Tip: Be sure to buy a THC-free product formulated specifically for dogs.

CBD for Decreasing Reactivity

CBD supplements have been shown to assist dogs with a variety of behavioral problems, and can be used for reactivity in conjunction with training and other management methods. CBD supplements can decrease anxiety-induced reactivity, giving your dog a higher reactivity threshold and making the training process easier. Plus, the relief from the stress induced by reactivity can improve your dog’s quality of life.

While it’s important to note that not every supplement works for every dog, CBD is a great place to start when using natural solutions for your dog’s reactivity.

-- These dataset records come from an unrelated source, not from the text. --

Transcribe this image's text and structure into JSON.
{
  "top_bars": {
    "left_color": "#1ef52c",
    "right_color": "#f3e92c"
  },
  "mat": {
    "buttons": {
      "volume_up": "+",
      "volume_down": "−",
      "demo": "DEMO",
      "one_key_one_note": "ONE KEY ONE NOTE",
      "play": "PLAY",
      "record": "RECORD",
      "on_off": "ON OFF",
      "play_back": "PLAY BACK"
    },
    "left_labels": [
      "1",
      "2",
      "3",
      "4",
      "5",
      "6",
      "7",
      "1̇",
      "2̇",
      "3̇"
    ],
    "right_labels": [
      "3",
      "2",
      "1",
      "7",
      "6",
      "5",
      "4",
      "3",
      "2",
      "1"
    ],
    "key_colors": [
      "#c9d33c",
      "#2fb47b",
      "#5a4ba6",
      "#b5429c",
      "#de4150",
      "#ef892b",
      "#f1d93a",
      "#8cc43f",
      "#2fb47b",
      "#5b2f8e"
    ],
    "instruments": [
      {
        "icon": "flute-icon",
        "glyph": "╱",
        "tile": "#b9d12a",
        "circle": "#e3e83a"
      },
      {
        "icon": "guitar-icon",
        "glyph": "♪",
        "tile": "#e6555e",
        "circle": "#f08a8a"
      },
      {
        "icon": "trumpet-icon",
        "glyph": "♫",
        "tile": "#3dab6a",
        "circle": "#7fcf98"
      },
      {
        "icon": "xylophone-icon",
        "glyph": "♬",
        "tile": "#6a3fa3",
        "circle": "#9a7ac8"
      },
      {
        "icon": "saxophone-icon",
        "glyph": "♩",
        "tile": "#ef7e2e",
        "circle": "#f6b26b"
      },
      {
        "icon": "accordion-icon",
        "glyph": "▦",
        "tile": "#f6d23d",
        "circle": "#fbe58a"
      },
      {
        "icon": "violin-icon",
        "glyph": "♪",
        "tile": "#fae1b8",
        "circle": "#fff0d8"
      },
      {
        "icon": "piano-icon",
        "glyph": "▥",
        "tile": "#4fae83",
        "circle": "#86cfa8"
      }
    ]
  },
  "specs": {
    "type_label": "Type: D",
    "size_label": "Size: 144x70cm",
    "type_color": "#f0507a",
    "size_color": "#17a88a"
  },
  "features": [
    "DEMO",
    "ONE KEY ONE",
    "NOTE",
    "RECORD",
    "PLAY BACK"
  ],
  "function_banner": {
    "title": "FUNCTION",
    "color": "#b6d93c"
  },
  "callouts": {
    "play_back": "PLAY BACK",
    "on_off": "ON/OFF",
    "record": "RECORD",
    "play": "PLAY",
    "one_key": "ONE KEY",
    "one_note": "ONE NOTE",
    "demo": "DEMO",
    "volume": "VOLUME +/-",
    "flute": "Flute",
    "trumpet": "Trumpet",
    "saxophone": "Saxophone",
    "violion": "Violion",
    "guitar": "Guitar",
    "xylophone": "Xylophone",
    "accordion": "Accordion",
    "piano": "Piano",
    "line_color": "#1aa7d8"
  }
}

You may find CBD most successful when given daily, or use it only before taking your dog someplace where he might encounter triggers. For example, if he’s reactive to other dogs, give him the supplement prior to walking along a road where you might encounter people walking their own dogs.

A reactive dog can live a happy life doing “normal dog” things, but you have to be on board with addressing the problem. Reactive dogs approached with a “live and let live” attitude rarely show improvement, and are likely to get worse in their responses. This means that even if your dog’s issue is mild, it’s important to address it as soon as you notice reactive behaviors.